« La taxe financière de l’Allemagne est plus réaliste que celle de la Commission »
Le ministre des Finances allemand Wolfgang Schäuble a suggéré la création d’une taxe sur les transactions financières inspirée du "droit de timbre britannique". Selon Olena Havrylchyk, économiste au CEPII, cette proposition pourrait être acceptée par les États de l’UE.
Le ministre des Finances allemand Wolfgang Schäuble a suggéré la création d’une taxe sur les transactions financières inspirée du « droit de timbre britannique ». Selon Olena Havrylchyk, économiste au CEPII, cette proposition pourrait être acceptée par les États de l’UE.
L’Allemagne a récemment proposé de créer dans un premier temps une taxe sur les transactions financières inspirée du “droit de timbre” britannique et de celle adoptée en France. Quelle est la différence entre le projet allemand et celui proposé par la Commission en septembre 2011?
La distinction se situe dans l’assiette que couvre la taxe. L’exécutif européen a proposé de taxer les achats des actions et des obligations, mais aussi ceux des produits dérivés. Or, il est très difficile d’imposer ces derniers. La Commission les visait en particulier car il s’est avéré qu’au lieu de baisser le risque, ce qui est leur mission première, ils l’augmentaient et stimulaient la spéculation.
M. Schäuble a évoqué la création d’un “impôt” qui ne porterait que sur les transactions financières des actions des entreprises cotées en bourse. C’est beaucoup plus réaliste car la taxe ne se concentrerait que sur les actions, ce qui est beaucoup plus simple à mettre en place.
De plus, dans sa proposition, la Commission préconise de taxer les obligations d’État. Dans le contexte de crise actuelle, mettre en place un tel système constituerait un choc supplémentaire. Cela provoquerait l’augmentation du coût d’achat des obligations souveraines, et aggraverait donc la situation des pays européens.
Cependant, il y a de grandes chances pour que la deuxième étape de la proposition de M. Schäuble, qui consiste à continuer les négociations pour taxer les obligations et les produits dérivés, n’aboutisse pas. L’adoption de la première étape serait un réel compromis, qui clôturerait le dialogue.
Les taxes sur les transactions financières qui existent au Royaume-Uni et bientôt en France, sont-elles efficaces?
S‘inspirer de la taxe britannique est une bonne chose, elle existe depuis des années.

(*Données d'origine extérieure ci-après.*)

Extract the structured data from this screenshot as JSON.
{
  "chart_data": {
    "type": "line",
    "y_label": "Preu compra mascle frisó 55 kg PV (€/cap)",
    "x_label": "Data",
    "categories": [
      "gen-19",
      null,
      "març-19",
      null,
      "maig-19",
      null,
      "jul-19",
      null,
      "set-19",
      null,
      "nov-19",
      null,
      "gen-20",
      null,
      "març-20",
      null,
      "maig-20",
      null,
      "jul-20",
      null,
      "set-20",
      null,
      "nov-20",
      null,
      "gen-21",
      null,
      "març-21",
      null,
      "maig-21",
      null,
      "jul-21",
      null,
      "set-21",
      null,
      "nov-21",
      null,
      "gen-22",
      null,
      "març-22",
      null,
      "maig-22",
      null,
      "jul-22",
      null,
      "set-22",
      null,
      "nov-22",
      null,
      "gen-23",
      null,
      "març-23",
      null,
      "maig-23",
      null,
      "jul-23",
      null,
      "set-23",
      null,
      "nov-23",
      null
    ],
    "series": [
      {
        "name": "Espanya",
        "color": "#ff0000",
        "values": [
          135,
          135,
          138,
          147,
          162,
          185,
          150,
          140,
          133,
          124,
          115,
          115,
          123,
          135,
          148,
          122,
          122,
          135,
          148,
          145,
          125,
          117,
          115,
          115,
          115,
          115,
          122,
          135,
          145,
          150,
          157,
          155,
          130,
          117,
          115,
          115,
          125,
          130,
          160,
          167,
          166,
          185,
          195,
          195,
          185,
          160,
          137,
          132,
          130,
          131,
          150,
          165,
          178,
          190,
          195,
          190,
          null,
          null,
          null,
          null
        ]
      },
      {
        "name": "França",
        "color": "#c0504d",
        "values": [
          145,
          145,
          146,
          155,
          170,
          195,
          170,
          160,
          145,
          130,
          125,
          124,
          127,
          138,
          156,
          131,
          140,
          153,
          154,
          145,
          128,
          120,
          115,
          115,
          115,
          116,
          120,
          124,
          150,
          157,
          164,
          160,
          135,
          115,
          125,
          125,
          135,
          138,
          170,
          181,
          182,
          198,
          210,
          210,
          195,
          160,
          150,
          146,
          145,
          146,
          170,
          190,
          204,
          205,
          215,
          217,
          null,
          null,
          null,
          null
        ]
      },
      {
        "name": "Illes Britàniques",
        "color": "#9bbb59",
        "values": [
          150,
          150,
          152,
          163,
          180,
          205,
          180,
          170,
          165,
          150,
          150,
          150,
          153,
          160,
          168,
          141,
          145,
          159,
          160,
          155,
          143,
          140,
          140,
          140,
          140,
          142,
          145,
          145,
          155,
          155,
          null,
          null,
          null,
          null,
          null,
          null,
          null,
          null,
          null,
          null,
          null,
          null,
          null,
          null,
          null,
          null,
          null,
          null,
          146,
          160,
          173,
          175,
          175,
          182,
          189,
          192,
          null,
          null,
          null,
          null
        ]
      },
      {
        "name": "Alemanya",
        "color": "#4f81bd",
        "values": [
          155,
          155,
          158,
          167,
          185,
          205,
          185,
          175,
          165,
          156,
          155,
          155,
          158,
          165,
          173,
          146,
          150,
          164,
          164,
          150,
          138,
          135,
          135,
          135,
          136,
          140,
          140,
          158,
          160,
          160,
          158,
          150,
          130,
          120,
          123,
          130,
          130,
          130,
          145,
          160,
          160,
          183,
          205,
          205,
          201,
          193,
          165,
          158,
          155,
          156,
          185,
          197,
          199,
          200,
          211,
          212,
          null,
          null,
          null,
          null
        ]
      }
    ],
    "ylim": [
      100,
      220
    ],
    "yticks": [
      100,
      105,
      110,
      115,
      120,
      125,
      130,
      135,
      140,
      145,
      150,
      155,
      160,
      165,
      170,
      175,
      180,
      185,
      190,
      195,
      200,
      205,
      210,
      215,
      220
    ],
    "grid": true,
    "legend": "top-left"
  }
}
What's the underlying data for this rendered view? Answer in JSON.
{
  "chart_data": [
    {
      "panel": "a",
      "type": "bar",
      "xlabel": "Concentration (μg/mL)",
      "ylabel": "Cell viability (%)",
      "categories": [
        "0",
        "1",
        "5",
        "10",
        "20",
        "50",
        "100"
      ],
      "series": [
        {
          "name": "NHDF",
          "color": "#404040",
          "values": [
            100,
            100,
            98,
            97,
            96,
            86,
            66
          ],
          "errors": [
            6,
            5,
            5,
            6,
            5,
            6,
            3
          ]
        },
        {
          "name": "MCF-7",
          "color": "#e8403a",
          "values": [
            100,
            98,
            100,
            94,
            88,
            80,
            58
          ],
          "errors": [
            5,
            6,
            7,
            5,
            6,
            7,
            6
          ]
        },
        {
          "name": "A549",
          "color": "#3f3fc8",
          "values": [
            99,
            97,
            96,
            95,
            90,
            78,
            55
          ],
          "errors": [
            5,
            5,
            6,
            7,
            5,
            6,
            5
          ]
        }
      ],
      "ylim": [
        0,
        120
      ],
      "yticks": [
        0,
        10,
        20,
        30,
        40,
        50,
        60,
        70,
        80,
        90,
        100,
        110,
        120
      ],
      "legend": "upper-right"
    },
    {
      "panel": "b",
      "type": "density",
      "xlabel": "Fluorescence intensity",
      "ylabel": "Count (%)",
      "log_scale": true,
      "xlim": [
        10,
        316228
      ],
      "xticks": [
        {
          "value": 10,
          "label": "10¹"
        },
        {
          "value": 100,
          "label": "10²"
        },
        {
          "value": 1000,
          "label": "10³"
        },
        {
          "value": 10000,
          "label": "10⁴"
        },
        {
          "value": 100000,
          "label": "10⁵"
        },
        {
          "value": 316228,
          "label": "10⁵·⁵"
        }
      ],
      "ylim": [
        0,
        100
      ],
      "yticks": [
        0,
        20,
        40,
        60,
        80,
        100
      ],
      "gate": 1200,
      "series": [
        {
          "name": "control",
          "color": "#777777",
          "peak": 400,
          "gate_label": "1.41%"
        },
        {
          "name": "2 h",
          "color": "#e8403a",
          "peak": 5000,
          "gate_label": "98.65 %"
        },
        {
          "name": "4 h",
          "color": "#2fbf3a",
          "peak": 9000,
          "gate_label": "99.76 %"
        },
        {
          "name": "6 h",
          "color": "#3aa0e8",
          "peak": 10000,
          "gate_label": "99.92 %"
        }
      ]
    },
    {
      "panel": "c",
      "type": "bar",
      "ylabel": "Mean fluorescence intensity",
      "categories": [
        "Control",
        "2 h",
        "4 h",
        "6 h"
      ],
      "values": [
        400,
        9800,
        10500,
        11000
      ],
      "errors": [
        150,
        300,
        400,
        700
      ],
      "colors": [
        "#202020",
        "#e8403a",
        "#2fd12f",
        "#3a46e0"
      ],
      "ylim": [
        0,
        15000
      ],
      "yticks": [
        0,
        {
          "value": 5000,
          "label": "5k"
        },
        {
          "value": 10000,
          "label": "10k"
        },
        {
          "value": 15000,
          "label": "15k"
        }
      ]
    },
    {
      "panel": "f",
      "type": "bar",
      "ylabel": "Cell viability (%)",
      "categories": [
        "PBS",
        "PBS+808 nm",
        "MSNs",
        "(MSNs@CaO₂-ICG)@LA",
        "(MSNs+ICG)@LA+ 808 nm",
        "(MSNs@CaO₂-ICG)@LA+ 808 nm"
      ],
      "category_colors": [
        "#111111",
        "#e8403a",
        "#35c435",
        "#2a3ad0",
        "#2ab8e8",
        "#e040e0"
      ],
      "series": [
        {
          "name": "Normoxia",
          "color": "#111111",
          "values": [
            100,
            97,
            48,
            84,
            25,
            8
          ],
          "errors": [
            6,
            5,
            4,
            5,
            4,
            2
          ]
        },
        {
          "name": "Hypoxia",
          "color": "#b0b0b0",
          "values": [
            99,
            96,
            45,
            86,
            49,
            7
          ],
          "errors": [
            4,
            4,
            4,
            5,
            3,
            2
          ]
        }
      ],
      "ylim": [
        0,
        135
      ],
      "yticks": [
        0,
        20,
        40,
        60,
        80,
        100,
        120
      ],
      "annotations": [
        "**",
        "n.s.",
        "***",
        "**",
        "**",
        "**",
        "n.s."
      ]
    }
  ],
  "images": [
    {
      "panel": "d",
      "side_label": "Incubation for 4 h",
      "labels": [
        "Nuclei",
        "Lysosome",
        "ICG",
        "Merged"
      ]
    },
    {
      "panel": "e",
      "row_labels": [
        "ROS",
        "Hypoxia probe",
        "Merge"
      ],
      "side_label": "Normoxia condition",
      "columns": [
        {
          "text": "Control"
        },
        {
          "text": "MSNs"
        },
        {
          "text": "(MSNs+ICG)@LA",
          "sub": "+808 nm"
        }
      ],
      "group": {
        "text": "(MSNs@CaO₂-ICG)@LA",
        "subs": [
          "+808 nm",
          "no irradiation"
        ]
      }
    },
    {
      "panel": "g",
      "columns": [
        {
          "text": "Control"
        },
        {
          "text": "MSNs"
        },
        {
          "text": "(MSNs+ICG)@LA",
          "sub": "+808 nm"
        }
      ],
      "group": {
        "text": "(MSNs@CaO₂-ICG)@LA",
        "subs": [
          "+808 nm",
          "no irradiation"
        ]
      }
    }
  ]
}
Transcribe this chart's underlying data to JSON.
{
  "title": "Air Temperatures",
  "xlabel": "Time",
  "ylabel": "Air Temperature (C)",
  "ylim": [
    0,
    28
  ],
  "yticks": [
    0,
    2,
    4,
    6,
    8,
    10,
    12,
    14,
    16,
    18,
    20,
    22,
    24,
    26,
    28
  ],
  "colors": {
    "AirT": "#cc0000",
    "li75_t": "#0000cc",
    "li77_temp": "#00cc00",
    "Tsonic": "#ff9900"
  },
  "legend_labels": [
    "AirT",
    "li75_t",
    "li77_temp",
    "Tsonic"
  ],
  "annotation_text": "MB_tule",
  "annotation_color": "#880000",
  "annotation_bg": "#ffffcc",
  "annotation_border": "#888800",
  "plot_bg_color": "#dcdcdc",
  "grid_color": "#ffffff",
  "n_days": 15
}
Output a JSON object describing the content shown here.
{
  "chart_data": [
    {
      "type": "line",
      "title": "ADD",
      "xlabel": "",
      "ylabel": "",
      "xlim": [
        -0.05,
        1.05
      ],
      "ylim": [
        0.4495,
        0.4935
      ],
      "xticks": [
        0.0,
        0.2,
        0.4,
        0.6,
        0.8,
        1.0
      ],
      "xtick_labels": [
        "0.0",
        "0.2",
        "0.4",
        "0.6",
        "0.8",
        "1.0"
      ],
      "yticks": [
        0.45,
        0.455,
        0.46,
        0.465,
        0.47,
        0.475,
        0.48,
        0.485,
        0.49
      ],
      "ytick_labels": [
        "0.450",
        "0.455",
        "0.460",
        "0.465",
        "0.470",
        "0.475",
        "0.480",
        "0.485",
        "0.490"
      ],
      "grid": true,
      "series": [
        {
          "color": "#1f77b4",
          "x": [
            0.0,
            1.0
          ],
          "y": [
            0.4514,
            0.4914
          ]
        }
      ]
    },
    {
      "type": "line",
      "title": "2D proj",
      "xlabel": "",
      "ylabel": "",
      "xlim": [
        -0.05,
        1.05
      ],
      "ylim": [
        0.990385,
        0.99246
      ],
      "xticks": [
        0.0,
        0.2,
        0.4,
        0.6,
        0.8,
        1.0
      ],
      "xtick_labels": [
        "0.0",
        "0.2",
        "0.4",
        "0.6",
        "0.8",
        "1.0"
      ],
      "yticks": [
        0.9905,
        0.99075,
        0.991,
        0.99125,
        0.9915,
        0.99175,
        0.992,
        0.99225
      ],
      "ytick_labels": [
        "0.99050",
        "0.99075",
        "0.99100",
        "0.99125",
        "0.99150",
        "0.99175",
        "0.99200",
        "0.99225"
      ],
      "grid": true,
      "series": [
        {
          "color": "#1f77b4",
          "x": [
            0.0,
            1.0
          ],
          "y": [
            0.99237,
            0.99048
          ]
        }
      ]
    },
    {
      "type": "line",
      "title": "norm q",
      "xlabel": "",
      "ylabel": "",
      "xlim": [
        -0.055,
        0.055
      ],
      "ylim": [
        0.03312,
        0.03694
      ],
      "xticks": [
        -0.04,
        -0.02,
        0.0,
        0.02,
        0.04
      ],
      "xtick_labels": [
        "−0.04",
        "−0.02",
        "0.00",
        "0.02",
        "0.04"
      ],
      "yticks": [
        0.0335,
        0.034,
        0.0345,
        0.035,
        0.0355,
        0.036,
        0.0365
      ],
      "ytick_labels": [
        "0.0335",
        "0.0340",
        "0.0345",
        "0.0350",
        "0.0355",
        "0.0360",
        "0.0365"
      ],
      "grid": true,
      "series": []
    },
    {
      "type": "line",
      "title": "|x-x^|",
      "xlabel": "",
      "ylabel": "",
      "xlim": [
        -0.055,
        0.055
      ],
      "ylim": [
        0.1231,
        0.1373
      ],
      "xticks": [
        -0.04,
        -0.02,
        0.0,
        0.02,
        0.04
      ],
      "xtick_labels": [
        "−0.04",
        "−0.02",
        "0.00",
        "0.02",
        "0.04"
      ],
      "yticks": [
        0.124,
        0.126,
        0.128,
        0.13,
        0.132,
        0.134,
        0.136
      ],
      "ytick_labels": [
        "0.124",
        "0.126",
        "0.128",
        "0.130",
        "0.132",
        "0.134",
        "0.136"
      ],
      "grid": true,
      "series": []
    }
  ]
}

La dernière révision a été faite en 1986, et elle rapporte environ 6 milliards de dollars chaque année, ce qui est une somme considérable.
La taxe française sera quant à elle une source de revenus mais ne rendra pas le système moins spéculatif car elle ne s’appliquera pas aux activités de « trading » haute fréquence.
Certains pays comme le Royaume-Uni ou la Suède sont hostiles à une taxe qui s’appliquerait aux actions, aux obligations et aux produits dérivés, par peur des délocalisations des acteurs de marché. Pourraient-ils accepter la proposition de Berlin?
Ils n’auraient en tous cas pas de réels arguments pour la refuser. Si la Commission retient le chiffre initialement proposé, ce qu’elle fera sûrement, les achats d’actions seront imposés à 0,1%. Le droit de timbre britannique, qui taxe certains transferts d’actions, se révèlerait alors beaucoup plus lourd puisqu’il pèse actuellement 0,5%.
De plus, une telle taxe existe dans beaucoup de centres financiers comme à Hong-Kong, ou dans d’autres places boursières importantes. L’entrée en vigueur de la proposition ne provoquerait donc pas de délocalisation massive, comme le craignent le Royaume-Uni et la Suède. Cette dernière avait fait un mauvais choix dans les années 90, en établissant une taxe de 1%, puis de 2% sur les achats et les ventes. Cela a provoqué des délocalisations massives. Il faut une taxe légère, afin ne pas effrayer les marchés.
Si on ne parvient pas à un accord au niveau européen, les pays continueront à appliquer des taxes de façon unilatérale, comme l’a montré l’exemple de la France.